Still, the fact that fare hikes and belt-tightening are necessary doesn’t dispel the feeling of many passengers that their airlines are taking them for a ride – and not the one they bargained for. Here are five facts about the trend in angry airline passengers:
- Both business travelers and affluent travelers (annual household income of $100,000 or more) are less likely to feel positive about their flying experiences and more likely to have negative sentiments, the survey said. Affluent passengers are nearly twice as likely as travelers with annual household incomes of $50,000 or less to have slightly or very negative sentiments.
- Consumers’ attitudes have soured since airlines started adding baggage fees and other new charges: 38% of leisure-only U.S. travelers feel slightly or substantially worse about their airline experiences compared to a few years ago. More significantly, 40% of business travelers feel their experiences have gotten worse.
- Passengers are less than enthusiastic about buying add-on services like preferred seating and priority boarding. Even though this presents a strong revenue opportunity for airlines, passengers increasingly feel like carriers are taking advantage of them.
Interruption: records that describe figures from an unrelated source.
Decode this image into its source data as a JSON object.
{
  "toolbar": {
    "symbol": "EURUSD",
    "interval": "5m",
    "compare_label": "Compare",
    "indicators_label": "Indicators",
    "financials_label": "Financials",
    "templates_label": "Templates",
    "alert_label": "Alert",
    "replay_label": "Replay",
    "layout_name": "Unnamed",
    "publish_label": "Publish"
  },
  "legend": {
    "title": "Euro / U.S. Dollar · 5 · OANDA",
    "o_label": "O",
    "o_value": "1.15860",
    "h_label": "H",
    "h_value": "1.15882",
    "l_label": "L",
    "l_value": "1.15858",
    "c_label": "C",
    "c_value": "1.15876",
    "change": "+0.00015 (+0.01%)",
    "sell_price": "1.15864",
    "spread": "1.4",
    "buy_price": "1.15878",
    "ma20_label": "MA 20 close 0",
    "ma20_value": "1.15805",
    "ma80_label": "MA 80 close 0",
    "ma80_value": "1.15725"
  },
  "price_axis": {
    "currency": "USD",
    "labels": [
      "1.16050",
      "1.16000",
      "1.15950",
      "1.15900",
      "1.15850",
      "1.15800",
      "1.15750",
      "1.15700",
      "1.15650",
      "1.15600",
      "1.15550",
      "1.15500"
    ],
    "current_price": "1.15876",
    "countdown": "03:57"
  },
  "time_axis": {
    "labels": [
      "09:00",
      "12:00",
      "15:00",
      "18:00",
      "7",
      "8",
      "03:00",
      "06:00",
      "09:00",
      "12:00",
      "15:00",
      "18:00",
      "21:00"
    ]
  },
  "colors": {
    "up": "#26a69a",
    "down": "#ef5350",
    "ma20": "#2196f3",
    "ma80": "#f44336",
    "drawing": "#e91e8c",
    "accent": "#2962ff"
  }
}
- Glitches and delays are inevitable, but passengers howl with protest anyway. Case in point: when Alaska Airlines experienced computer problems last weekend, more than 12,000 passengers had their travel plans disrupted – and many were still waiting for flights on Tuesday and Wednesday. Result? The news media couldn’t swing a dead mouse around Sea-Tac Airport over the weekend without hitting a vocal group of disgruntled Alaska and Horizon Air customers.
- Incidents involving unruly passengers are on the rise. Last Tuesday, a United flight from Washington, D.C. to Portland, Ore. had to be diverted to Chicago because of three unruly passengers. Everyone onboard had to deplane at O’Hare and be re-screened by security and the three men involved in the fracas were removed from the plane before it could proceed to its destination.
Bottom Line: All that having been said, airlines either have to cover the rising cost of doing business, or get into another line of business. And when push comes to shove, they will make the right business choices, not the popular ones. And that increases the odds that passengers will be feeling a lot less love for their carriers for some time to come.
As of this writing, Susan J. Aluise did not hold a position in any of the stocks mentioned here.